Najechał na sadzonkę - trafił przed sąd
Polska to kraj absurdów. Tak wynika z historii pana Stanisława Kozielca (45 l.), który został obwiniony przez swojego sąsiada o to, że zniszczył sadzonkę modrzewia. Szkodę oszacowano na symboliczną złotówkę, a mimo to sprawa ta znalazła swój finał w sądzie.
- Przecież w tym przypadku koszty sądowe przewyższają wysokość wyrządzonej szkody. To skandal, że polskie sądy marnują czas na zajmowanie się takimi błahymi sprawami - mówi zbulwersowany Stanisław Kozielec. Prawnicy tłumaczą, że muszą rozstrzygać także takie błahe sprawy. - To wynika z przepisów - mówią.
- Pewnego dnia zadzwonił do mnie policjant i poinformował, że powinienem się zgłosić na komisariat w Dukli. Ustaliliśmy datę i godzinę spotkania, no i pojechałem tam. Przesłuchiwał mnie zastępca komendanta.

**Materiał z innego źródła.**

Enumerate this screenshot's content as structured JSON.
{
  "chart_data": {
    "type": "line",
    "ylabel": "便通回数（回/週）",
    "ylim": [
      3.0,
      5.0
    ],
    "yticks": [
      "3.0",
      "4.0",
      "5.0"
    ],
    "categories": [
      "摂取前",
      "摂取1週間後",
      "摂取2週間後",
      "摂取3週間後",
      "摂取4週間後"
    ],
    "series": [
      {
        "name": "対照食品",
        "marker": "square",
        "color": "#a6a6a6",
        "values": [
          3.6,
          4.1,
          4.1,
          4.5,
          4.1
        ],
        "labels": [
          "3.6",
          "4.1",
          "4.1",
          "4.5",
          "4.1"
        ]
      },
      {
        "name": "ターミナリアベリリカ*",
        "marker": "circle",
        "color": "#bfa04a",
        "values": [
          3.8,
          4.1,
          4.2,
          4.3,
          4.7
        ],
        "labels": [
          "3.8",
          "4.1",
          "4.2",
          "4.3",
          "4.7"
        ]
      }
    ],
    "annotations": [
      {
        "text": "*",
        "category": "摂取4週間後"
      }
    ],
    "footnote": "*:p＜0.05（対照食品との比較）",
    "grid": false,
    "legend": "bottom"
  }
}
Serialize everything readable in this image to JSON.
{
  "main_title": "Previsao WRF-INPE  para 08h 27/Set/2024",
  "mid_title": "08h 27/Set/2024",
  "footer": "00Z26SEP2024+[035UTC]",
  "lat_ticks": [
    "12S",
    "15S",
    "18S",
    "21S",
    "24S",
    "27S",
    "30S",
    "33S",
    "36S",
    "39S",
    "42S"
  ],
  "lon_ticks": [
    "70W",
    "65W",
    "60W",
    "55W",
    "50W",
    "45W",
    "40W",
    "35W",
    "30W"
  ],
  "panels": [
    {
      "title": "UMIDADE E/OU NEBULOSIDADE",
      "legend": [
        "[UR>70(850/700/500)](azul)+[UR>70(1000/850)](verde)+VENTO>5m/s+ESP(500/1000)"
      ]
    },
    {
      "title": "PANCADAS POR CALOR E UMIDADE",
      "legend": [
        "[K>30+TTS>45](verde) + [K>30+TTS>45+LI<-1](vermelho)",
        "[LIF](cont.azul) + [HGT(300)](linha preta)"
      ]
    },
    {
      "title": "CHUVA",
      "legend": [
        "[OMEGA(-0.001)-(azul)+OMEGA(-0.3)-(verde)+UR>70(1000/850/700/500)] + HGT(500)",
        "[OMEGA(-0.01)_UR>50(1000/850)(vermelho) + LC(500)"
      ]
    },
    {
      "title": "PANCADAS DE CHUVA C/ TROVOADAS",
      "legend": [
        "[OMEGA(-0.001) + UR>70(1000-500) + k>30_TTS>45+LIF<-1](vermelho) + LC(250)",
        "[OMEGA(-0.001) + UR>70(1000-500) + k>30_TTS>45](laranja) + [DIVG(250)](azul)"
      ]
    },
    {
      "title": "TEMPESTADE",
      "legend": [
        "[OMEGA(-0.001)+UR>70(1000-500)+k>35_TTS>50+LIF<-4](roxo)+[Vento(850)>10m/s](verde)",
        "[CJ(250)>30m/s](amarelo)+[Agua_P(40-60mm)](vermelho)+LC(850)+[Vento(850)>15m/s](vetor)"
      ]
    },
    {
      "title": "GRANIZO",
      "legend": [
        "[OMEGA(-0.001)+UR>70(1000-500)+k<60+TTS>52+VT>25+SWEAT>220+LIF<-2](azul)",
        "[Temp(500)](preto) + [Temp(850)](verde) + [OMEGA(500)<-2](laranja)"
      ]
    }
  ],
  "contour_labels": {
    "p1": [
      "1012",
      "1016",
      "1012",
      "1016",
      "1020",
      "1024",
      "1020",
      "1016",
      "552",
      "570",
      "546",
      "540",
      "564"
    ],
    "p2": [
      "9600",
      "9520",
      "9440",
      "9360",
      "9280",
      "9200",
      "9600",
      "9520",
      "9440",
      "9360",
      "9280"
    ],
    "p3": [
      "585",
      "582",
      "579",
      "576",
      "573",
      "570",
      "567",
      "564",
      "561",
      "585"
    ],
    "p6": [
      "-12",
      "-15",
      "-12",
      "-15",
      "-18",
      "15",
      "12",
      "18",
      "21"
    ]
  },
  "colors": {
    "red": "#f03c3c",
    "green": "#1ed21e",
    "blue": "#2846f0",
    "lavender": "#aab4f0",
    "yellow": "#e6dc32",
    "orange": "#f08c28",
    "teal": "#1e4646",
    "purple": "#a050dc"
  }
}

Na miejscu dowiedziałem się, że mój sąsiad zawiadomił policję, że rzekomo 24 kwietnia tego roku około godziny 13 w Sulistrowej najechałem kołem ciągnika na sadzonkę modrzewia, powodując jej złamanie. Przeżyłem szok - opowiada Stanisław Kozielec z Sulistrowej (gmina Chorkówka).
Afera o uszkodzoną sadzonkę za złotówkę
- Faktycznie, bywało, że przejeżdżałem traktorem drogą polną koło działki sąsiada, gdzie wiosną zasadził on około dwadzieścia sadzonek drzewek. Jednak nie przypominam sobie, żebym tego dnia zniszczył jakąkolwiek sadzonkę modrzewia. Gdyby tak było, to pozostałyby tam ślady opon ciągnika, a nic takiego tam nie było widać - zarzeka się pan Stanisław.
- Jeśli wiedziałbym, że mój sąsiad złoży doniesienie na policji, to dla świętego spokoju rzuciłbym mu nawet 10 zł, żeby dał sobie spokój, nawet pomimo tego, że wartość szkody została oszacowana na symboliczną złotówkę - mówi. - A tymczasem rozpętała się wielka afera, tak jakbym bank okradł albo na kogoś napadł. Na miejsce zdarzenia przyjechał radiowóz, policjanci z Dukli dokonali oględzin, spisali protokół i odjechali. A sprawa znalazła swój finał w sądzie...
Takie są procedury
Sąd Rejonowy w Krośnie II Wydział Karny 2 czerwca tego roku wydał wyrok nakazowy w tej sprawie. Uznał obwinionego Stanisława Kozielca za winnego popełnienia zarzucanego mu czynu i skazał go na karę nagany, jednocześnie zwolnił go z obowiązku uiszczenia kosztów sądowych w całości. - Nie zgadzam się z tym wyrokiem, gdyż nie czuję się winny dlatego wniosłem sprzeciw do sądu - mówi Stanisław Kozielec.
Jak tłumaczą prawnicy, procedury sądowe obowiązują wszystkich. - Dlatego, jeśli policja skieruje wniosek o ukaranie za wykroczenie, to sądowi nie pozostaje nic innego jak rozpoznać sprawę niezależnie od wartości przedmiotu sporu. Inną kwestią jest to, czy w danym przypadku wymierzenie kary jest zasadne czy też nie. Oczywiście sąd może odstąpić od ukarania obwinionego - mówi nam sędzia Artur Lipiński, rzecznik prasowy Sądu Okręgowego w Krośnie.
Komentarz:
Sędzia Artur Lipiński, rzecznik prasowy Sądu Okręgowego w Krośnie:
"Tego typu drobnych spraw, które trafiają na wokandę sądu, a mogą dziwić, jest bardzo mało, jednak się zdarzają. Skoro zgłoszono popełnienie wykroczenia, to sędziowie muszą rozstrzygać sprawę zgodnie z procedurą w sprawach o wykroczenia. Po prostu nie ma innego wyjścia".